Ivan’s Devil

If you’re looking for something to read:

Check out The Brothers Karamazov. It’s out of copyright, and you can get it free from Project Gutenberg or in nice print version. I think that print version is the one I have.

Specifically, look at Ivan’s Devil. I think about this a lot.

The Brothers Karamazov is generally considered one of the great novels of history, and a fair number of people call it the best novel ever written. I don’t go that far, but it is a magnum opus.

It is distinctly Russian and yet a direct contrast to a lot of Russian mentality. Ivan’s Devil is the ultimate assault on the notion of a powerful, majestic, omnipotent evil. There is a devil, but he’s minor, annoying, and selfish. He’s banal. He’s a little thing that does great harm.

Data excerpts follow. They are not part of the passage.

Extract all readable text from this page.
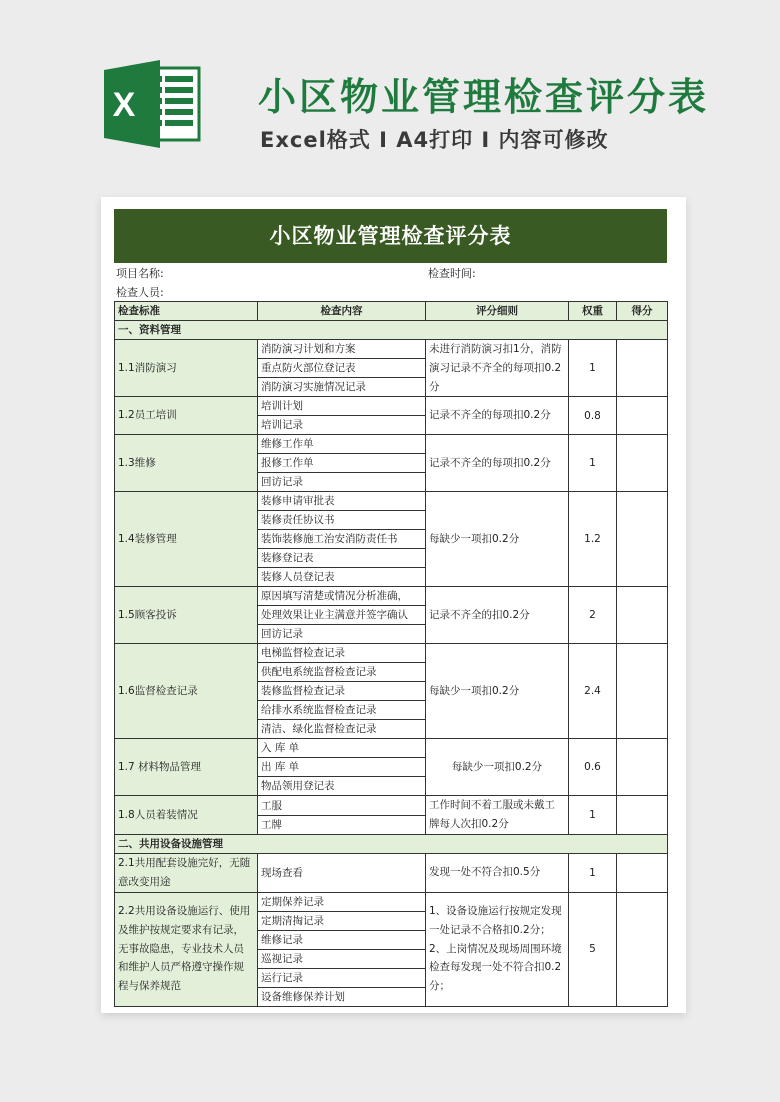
X	小区物业管理检查评分表
Excel格式 I A4打印 I 内容可修改
小区物业管理检查评分表
项目名称:	检查时间:
检查人员:
检查标准	检查内容	评分细则	权重	得分
一、资料管理				
1.1消防演习	消防演习计划和方案	未进行消防演习扣1分，消防演习记录不齐全的每项扣0.2分	1	
	重点防火部位登记表			
	消防演习实施情况记录			
1.2员工培训	培训计划	记录不齐全的每项扣0.2分	0.8	
	培训记录			
1.3维修	维修工作单	记录不齐全的每项扣0.2分	1	
	报修工作单			
	回访记录			
1.4装修管理	装修申请审批表	每缺少一项扣0.2分	1.2	
	装修责任协议书			
	装饰装修施工治安消防责任书			
	装修登记表			
	装修人员登记表			
1.5顾客投诉	原因填写清楚或情况分析准确，	记录不齐全的扣0.2分	2	
	处理效果让业主满意并签字确认			
	回访记录			
1.6监督检查记录	电梯监督检查记录	每缺少一项扣0.2分	2.4	
	供配电系统监督检查记录			
	装修监督检查记录			
	给排水系统监督检查记录			
	清洁、绿化监督检查记录			
1.7 材料物品管理	入 库 单	每缺少一项扣0.2分	0.6	
	出 库 单			
	物品领用登记表			
1.8人员着装情况	工服	工作时间不着工服或未戴工牌每人次扣0.2分	1	
	工牌			
二、共用设备设施管理				
2.1共用配套设施完好，无随意改变用途	现场查看	发现一处不符合扣0.5分	1	
2.2共用设备设施运行、使用及维护按规定要求有记录，无事故隐患，专业技术人员和维护人员严格遵守操作规程与保养规范	定期保养记录	1、设备设施运行按规定发现一处记录不合格扣0.2分；2、上岗情况及现场周围环境检查每发现一处不符合扣0.2分；	5	
	定期清掏记录			
	维修记录			
	巡视记录			
	运行记录			
	设备维修保养计划			
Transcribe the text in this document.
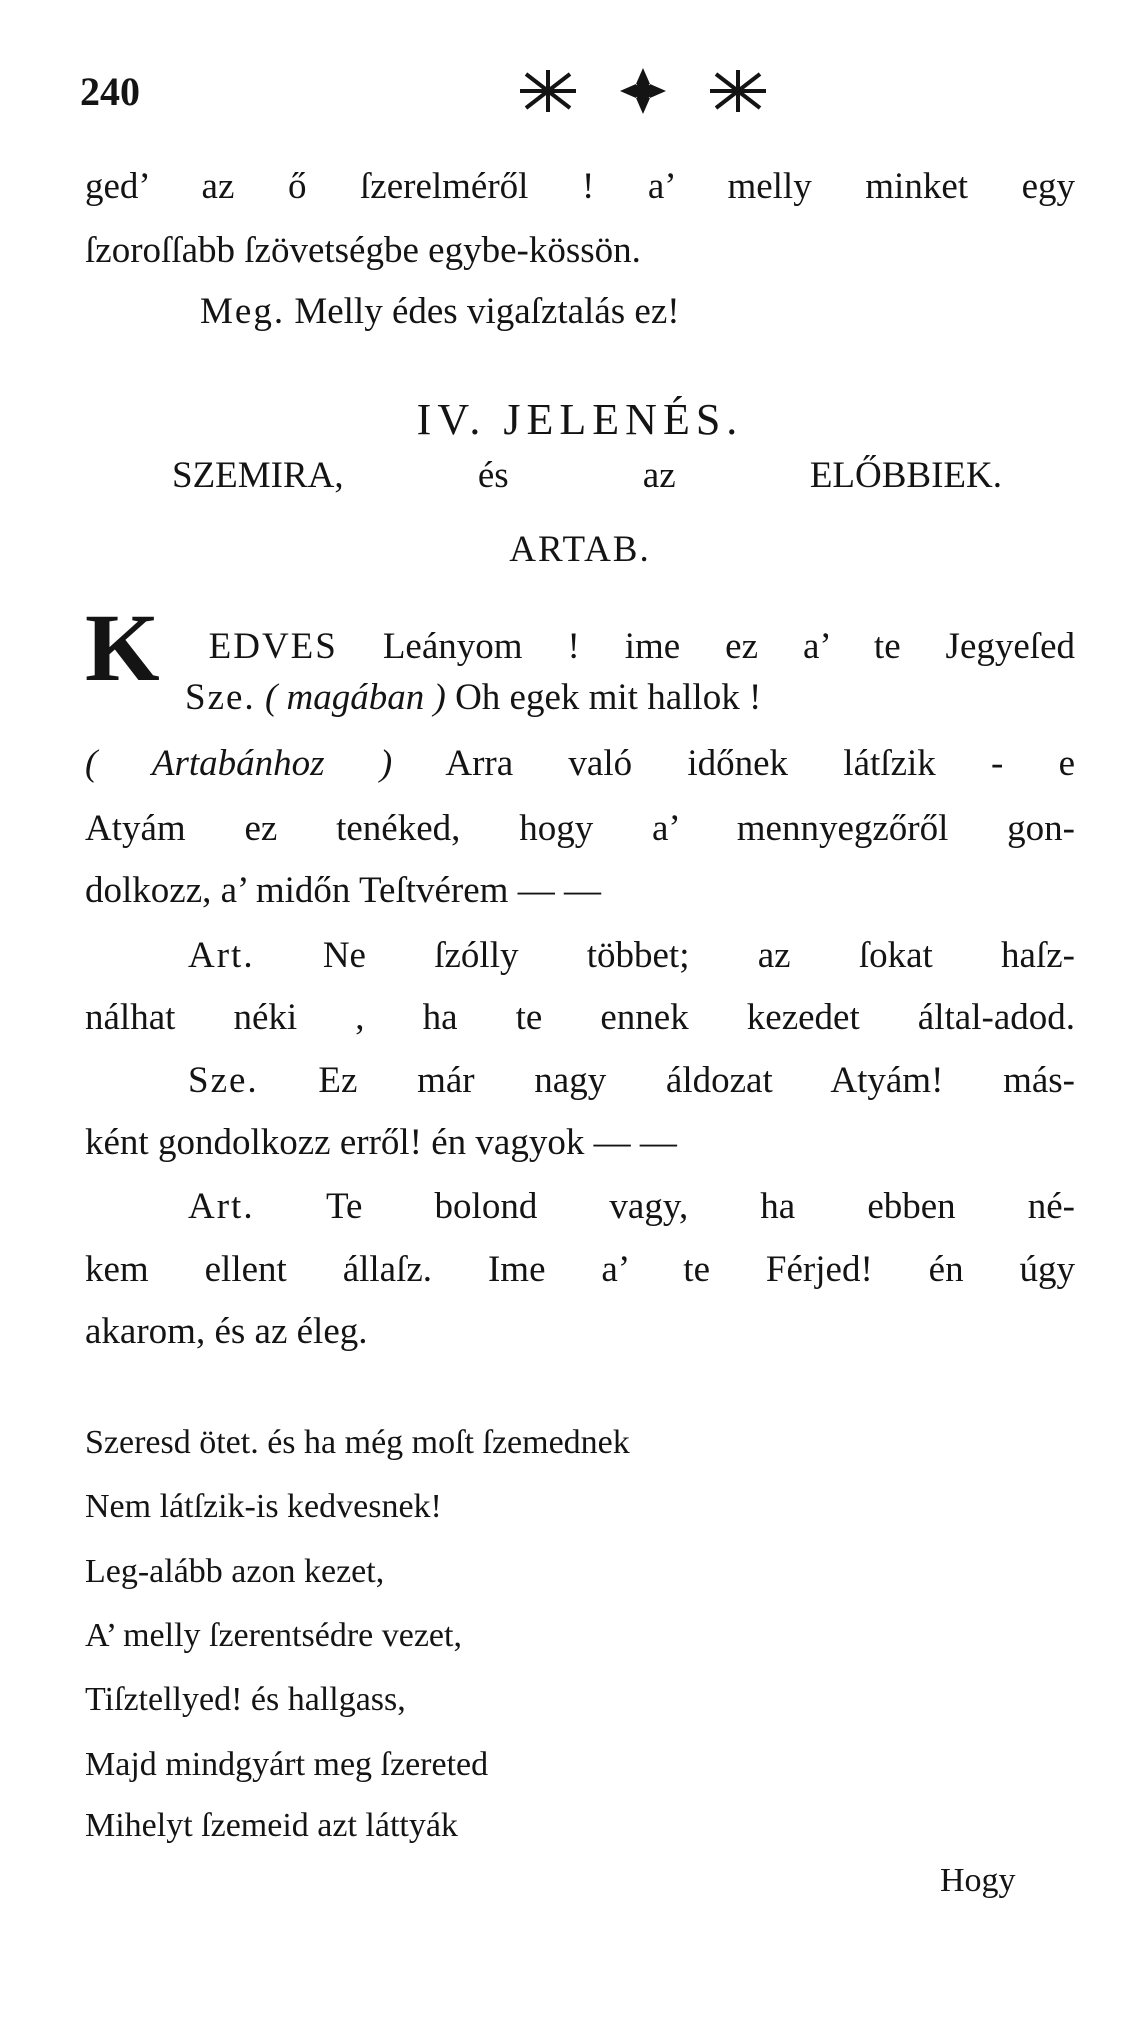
240
ged’ az ő ſzerelméről ! a’ melly minket egy
ſzoroſſabb ſzövetségbe egybe-kössön.
Meg. Melly édes vigaſztalás ez!
IV. JELENÉS.
SZEMIRA,	és az	ELŐBBIEK.
ARTAB.
K EDVES Leányom ! ime ez a’ te Jegyeſed
Sze. ( magában ) Oh egek mit hallok !
( Artabánhoz ) Arra való időnek látſzik - e
Atyám ez tenéked, hogy a’ mennyegzőről gon-
dolkozz, a’ midőn Teſtvérem — —
Art. Ne ſzólly többet; az ſokat haſz-
nálhat néki , ha te ennek kezedet által-adod.
Sze. Ez már nagy áldozat Atyám! más-
ként gondolkozz erről! én vagyok — —
Art. Te bolond vagy, ha ebben né-
kem ellent állaſz. Ime a’ te Férjed! én úgy
akarom, és az éleg.
Szeresd ötet. és ha még moſt ſzemednek
Nem látſzik-is kedvesnek!
Leg-alább azon kezet,
A’ melly ſzerentsédre vezet,
Tiſztellyed! és hallgass,
Majd mindgyárt meg ſzereted
Mihelyt ſzemeid azt láttyák
Hogy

Compare with Moby Dick. In America we have a strong ‘take on the world’ mentality, and it’s often held up as laudable. Yet when Ahab takes on the world, the White Whale, he is destroyed. This is inherently American and yet attacks itself.

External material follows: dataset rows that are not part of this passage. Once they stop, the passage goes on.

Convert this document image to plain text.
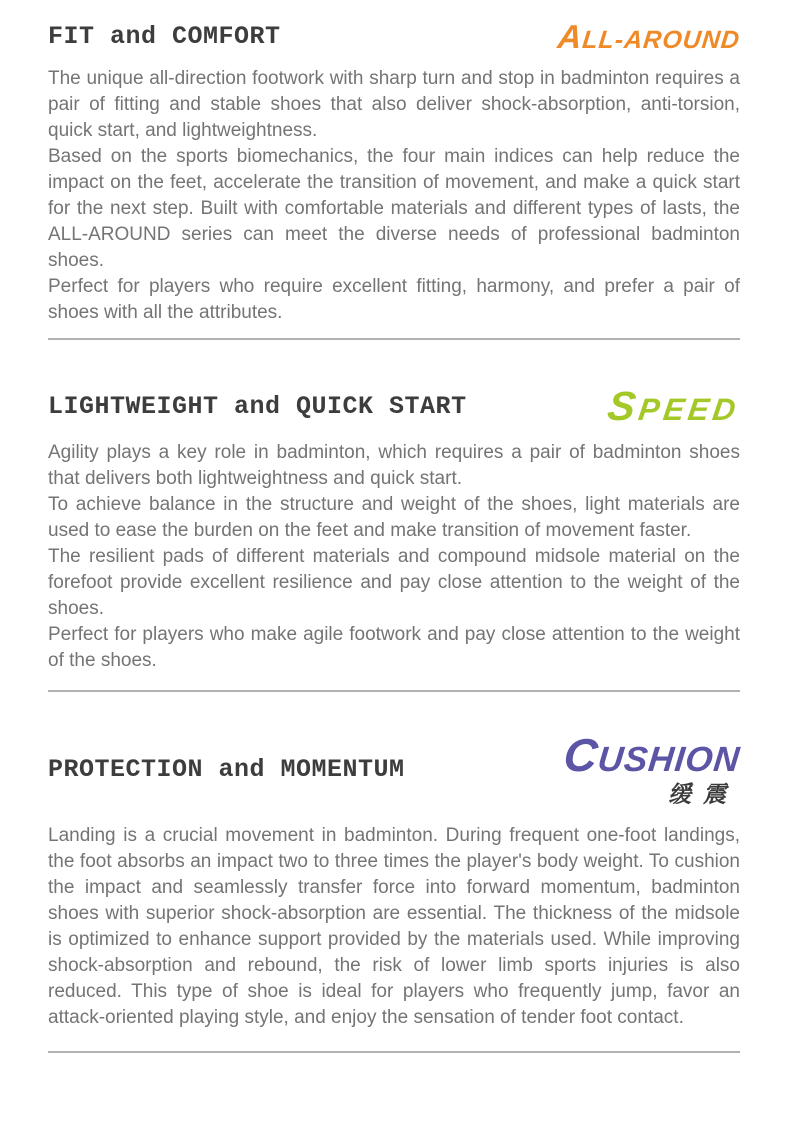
FIT and COMFORT	ALL-AROUND

The unique all-direction footwork with sharp turn and stop in badminton requires a pair of fitting and stable shoes that also deliver shock-absorption, anti-torsion, quick start, and lightweightness.

Based on the sports biomechanics, the four main indices can help reduce the impact on the feet, accelerate the transition of movement, and make a quick start for the next step. Built with comfortable materials and different types of lasts, the ALL-AROUND series can meet the diverse needs of professional badminton shoes.

Perfect for players who require excellent fitting, harmony, and prefer a pair of shoes with all the attributes.

LIGHTWEIGHT and QUICK START	SPEED

Agility plays a key role in badminton, which requires a pair of badminton shoes that delivers both lightweightness and quick start.

To achieve balance in the structure and weight of the shoes, light materials are used to ease the burden on the feet and make transition of movement faster.

The resilient pads of different materials and compound midsole material on the forefoot provide excellent resilience and pay close attention to the weight of the shoes.

Perfect for players who make agile footwork and pay close attention to the weight of the shoes.

PROTECTION and MOMENTUM	CUSHION
缓震

Landing is a crucial movement in badminton. During frequent one-foot landings, the foot absorbs an impact two to three times the player's body weight. To cushion the impact and seamlessly transfer force into forward momentum, badminton shoes with superior shock-absorption are essential. The thickness of the midsole is optimized to enhance support provided by the materials used. While improving shock-absorption and rebound, the risk of lower limb sports injuries is also reduced. This type of shoe is ideal for players who frequently jump, favor an attack-oriented playing style, and enjoy the sensation of tender foot contact.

The Brothers Karamazov holds up the idea of a powerful adversary and subverts it, refuting the idea as only someone steeped in having that idea could do. I often read that chapter feeling like a voyeur, watching someone look at themselves in a mirror without their knowing. And yet Dostoyevsky wrote for the world. Can one be invited into peeping by the subject?

Apparently yes.

The whole book is worth reading, and it’s earned its place on history’s short list. But that bit, Part 4, bk 11, ch 9, is worth reading by itself.